By Huy Dao and Maggie Taylor

We’re in Dallas, Texas, this week for a tour of the Orchid Cellmark DNA lab and meetings with our colleagues at the Innocence Project of Texas. Yesterday, we had a chance to see what goes on inside a working forensic laboratory.

In our day-to-day work at the Innocence Project, we evaluate cases submitted to the Innocence Project for potential legal representation. As we review and investigate these cases, we are often called on to determine whether DNA testing would be possible on a specific piece of evidence from a specific crime scene. While we have been to DNA labs before, and we’re always exploring literature on new forensic technologies, it was invigorating to tour the laboratory where many of our actual tests are done. Orchid Cellmark conducts DNA testing for some Innocence Project cases (and some of these tests are done pro bono by the lab).

We were hosted by

Cassie Johnson

, a forensic analyst and the leader of one of three testing teams at Cellmark. Yesterday, she showed us around the facilities, from the evidence room, through to the staging areas where evidence is analyzed, extracted, and prepared for testing, and ending up gazing at the imposing "

3100

" machine that runs the actual samples. Along the way, we were introduced to many of the staff, including familiar names from many Innocence Project laboratory reports. Having sated our curiosity regarding what the laboratory actually looks like and what really happens to evidence once it is boxed and shipped, Cassie spent hours with us discussing new technologies that will open up even more options for post-conviction testing and giving us a refresher on the more recent technologies that have been incorporated into Cellmark's impressive array of DNA testing options, including Y-STR and mini-STR testing.  

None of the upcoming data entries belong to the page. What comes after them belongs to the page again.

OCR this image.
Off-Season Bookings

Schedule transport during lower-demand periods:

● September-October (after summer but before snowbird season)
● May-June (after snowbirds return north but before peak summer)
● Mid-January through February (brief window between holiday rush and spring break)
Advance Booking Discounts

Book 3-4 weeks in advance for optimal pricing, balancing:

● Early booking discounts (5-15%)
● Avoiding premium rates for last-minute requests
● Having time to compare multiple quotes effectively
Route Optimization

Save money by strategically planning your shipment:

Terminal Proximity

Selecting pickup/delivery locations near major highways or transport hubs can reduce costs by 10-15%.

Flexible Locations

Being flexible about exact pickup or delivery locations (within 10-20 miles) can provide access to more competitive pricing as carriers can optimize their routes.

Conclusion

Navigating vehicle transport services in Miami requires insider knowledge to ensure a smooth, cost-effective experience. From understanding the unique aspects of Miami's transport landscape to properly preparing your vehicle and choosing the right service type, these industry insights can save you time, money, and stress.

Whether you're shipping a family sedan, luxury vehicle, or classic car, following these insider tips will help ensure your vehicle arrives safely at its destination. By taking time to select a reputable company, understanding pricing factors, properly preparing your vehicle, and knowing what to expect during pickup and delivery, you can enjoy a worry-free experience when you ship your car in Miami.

Most importantly, we were able to discuss the potential applications of these testing methods to our evaluation of cases, especially complicated cases where we may have to use different types of testing on varied sources of evidence. Of course, we also learned about some of the especially unusual evidence they've processed. We’re appreciative of Cassie and the staff at Orchid Cellmark for opening their doors to us and for a wealth of knowledge imparted.

Today, we’re meeting with Jason Partney, the case director at the Innocence Project of Texas, to discuss how both organizations work and how they might work better together. We’ll post more about that tomorrow morning.


Huy Dao is the Innocence Project’s Case Director and Maggie Taylor is the senior Case Coordinator.